The first time I took a big risk to listen to my
It was in my last year of studying Fashion Design in University that I was starting to discover my Creative Voice.
But after struggling, A LOT, for my first three years, my profs didn’t exactly have high hopes for me. So when we were meeting to discuss our final projects (a fashion collection instead of a thesis), and I brought them this new idea that my Creative Spirit and I had cooked up together – not only were they were not receptive, they told me, in no uncertain terms, that I was going to fail. That there was just no way I was going to be able to pull this off.
They told me to pull back on my creative ideas and do something simpler.
But my Intuitive Voice, which was waking up along with my Creative Voice, was so strong, and clear.

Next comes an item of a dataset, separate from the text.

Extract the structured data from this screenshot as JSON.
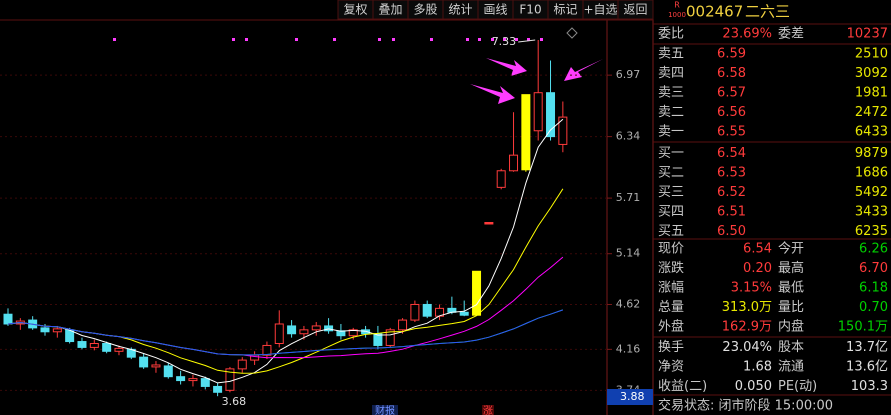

It was practically yelling.
And my teachers weren’t yelling. They were just dismissive and mean. So it was easier to ignore them, than it would have been to ignore my intuition.
So. I stopped going to most classes. I started working like an absolute mad woman on this giant creative project. Painting, sewing, experimenting, researching, beading, embroidering. For about 7 solid months. Letting my Creative Voice speak and express. Letting my Intuitive Voice guide the whole process.

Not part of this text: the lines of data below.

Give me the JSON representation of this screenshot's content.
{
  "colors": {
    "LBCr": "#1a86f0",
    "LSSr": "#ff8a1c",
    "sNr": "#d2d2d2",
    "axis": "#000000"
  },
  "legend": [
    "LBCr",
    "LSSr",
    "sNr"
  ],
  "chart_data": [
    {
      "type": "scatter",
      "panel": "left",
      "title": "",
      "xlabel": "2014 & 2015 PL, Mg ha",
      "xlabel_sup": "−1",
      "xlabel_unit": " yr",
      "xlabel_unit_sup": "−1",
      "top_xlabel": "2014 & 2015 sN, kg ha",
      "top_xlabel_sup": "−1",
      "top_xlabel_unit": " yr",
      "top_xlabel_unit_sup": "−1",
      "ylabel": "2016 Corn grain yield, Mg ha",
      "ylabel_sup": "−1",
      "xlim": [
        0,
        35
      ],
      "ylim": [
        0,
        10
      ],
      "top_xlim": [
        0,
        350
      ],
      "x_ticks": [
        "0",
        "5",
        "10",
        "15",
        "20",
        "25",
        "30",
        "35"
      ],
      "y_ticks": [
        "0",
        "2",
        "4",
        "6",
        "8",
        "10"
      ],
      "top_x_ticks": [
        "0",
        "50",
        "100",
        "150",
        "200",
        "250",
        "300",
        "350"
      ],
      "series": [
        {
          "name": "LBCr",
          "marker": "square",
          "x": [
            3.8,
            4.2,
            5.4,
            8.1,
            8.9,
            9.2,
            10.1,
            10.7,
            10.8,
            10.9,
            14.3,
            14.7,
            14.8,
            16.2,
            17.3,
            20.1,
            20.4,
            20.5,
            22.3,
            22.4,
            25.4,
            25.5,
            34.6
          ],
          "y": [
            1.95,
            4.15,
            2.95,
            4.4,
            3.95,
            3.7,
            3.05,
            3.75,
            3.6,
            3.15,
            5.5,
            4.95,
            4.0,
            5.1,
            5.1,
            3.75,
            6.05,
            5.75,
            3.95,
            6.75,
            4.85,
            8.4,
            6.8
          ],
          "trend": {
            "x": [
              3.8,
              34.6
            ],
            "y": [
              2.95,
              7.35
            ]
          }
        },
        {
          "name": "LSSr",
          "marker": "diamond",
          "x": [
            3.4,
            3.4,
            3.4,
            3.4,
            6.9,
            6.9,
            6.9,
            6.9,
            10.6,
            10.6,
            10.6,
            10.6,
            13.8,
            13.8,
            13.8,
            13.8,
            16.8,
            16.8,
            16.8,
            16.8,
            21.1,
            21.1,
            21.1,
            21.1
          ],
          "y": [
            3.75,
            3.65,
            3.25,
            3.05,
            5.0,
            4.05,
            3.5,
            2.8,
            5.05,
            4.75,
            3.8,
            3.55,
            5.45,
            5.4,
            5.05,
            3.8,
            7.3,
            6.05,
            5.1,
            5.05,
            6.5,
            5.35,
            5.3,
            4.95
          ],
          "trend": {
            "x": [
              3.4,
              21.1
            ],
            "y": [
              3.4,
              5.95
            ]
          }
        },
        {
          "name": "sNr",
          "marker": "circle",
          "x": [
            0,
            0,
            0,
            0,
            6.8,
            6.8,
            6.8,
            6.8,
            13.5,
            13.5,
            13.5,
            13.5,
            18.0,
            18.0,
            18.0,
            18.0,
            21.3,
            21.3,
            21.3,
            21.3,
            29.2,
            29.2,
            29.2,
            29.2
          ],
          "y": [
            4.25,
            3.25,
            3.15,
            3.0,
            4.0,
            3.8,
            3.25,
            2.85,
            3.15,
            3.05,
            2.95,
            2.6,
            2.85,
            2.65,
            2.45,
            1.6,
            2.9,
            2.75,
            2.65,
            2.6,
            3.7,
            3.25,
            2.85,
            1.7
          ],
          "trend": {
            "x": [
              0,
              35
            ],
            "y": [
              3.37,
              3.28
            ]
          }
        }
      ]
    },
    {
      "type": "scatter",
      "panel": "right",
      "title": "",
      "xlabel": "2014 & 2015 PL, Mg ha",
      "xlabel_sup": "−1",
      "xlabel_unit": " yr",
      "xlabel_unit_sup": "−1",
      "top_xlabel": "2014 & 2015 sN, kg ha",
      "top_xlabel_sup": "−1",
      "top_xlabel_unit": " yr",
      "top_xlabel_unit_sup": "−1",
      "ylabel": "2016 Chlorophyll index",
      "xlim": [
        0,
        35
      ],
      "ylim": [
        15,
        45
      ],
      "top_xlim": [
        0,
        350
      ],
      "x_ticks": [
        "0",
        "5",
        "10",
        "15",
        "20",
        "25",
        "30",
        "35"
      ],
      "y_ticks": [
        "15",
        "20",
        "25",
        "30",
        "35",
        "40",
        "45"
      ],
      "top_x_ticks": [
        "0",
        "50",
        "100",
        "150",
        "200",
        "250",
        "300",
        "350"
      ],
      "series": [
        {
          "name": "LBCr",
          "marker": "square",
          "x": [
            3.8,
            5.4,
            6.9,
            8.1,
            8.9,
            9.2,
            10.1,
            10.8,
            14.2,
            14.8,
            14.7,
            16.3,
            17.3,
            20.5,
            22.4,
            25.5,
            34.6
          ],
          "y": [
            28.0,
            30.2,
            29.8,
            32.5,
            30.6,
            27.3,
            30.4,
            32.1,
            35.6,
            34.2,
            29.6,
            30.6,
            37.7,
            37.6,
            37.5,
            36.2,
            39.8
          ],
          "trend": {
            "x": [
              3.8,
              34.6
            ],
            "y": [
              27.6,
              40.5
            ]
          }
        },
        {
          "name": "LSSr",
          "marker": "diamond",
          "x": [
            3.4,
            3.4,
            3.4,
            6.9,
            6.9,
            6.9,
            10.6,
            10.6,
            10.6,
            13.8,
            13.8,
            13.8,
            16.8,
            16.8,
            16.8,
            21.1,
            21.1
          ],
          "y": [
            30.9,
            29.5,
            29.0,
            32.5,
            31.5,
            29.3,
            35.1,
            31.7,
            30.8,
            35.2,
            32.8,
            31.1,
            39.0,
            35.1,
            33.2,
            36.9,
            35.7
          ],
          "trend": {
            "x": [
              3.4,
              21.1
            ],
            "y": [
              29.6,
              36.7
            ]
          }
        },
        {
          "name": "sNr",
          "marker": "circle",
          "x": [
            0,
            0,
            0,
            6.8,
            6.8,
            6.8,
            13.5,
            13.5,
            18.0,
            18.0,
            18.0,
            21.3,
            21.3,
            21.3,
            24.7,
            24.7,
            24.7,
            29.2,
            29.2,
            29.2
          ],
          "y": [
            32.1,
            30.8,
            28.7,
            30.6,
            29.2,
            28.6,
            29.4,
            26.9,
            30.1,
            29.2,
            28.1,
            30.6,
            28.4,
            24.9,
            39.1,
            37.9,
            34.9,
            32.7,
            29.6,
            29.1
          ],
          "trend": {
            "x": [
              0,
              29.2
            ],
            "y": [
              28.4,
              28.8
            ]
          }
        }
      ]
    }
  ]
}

And in the end, I didn’t make a fashion collection.
What I created was a series of angel dolls. Every part of them totally handmade. Wearing the most amazing outfits. Ever. Bead and crystal encrusted with feathers and hand painted details and layers and layers of sheer sparkling magic.
Of course, my teachers had no way to grade this. These dolls couldn’t exactly walk down the runway in the big fashion show at the end of the year.
But my Intuitive Voice said that that really didn’t matter. So I listened.
I presented my dolls and my research to a panel of people from the fashion industry.
I wowed them.
Absolutely wowed them. They loved me. They loved everything about my work. After four years of discouraging comments from my professors, This Was Huge.
And after four years of really mediocre grades, I finished at the top of the class, because that panel of people from the fashion industry had control over my grade.
And my intuition was right.
Looking back I can’t really say why or how I was able to stand strong in my intuitive knowing, as everyone around me told that I would fail. It was a huge risk. But I knew. I Just Knew.
And since then, when I have that I Just Know feeling, it’s a lot easier to act on it. I can remember this experience, and all of the others that came after it, and it’s become easy to remember that my intuition is right. It doesn’t always look like it will be. It doesn’t always make sense. It often looks like a big risk.
But the older I get the more I know – not listening to my intuition is by far the bigger risk.
Listening to my intuition opens the door for serendipity and synchronicity, invites them in, and throws a big party to celebrate them.
Not listening to my intuition closes that door. In a mean rude way that lets them know not to come back any time soon.
And I like what happens in my world when serendipity and synchronicity are partying with me. I just know I’ll be at the right place at the right time. I’ll meet the right person, get that exact bit of information I need, and everything I need is going to show up right when I need it. I get to live my dreams.
Since that experience with my intuition and the angel dolls, my intuition has made some pretty crazy and risky suggestions. But when I have that I Just Know feeling, I know it will be ok and I do it.
But you know what? It doesn’t always turn out ok.
It usually turns out way magically amazingly better than I ever could have thought it could. That’s what happens when you invite intuition, serendipity and synchronicity into your life.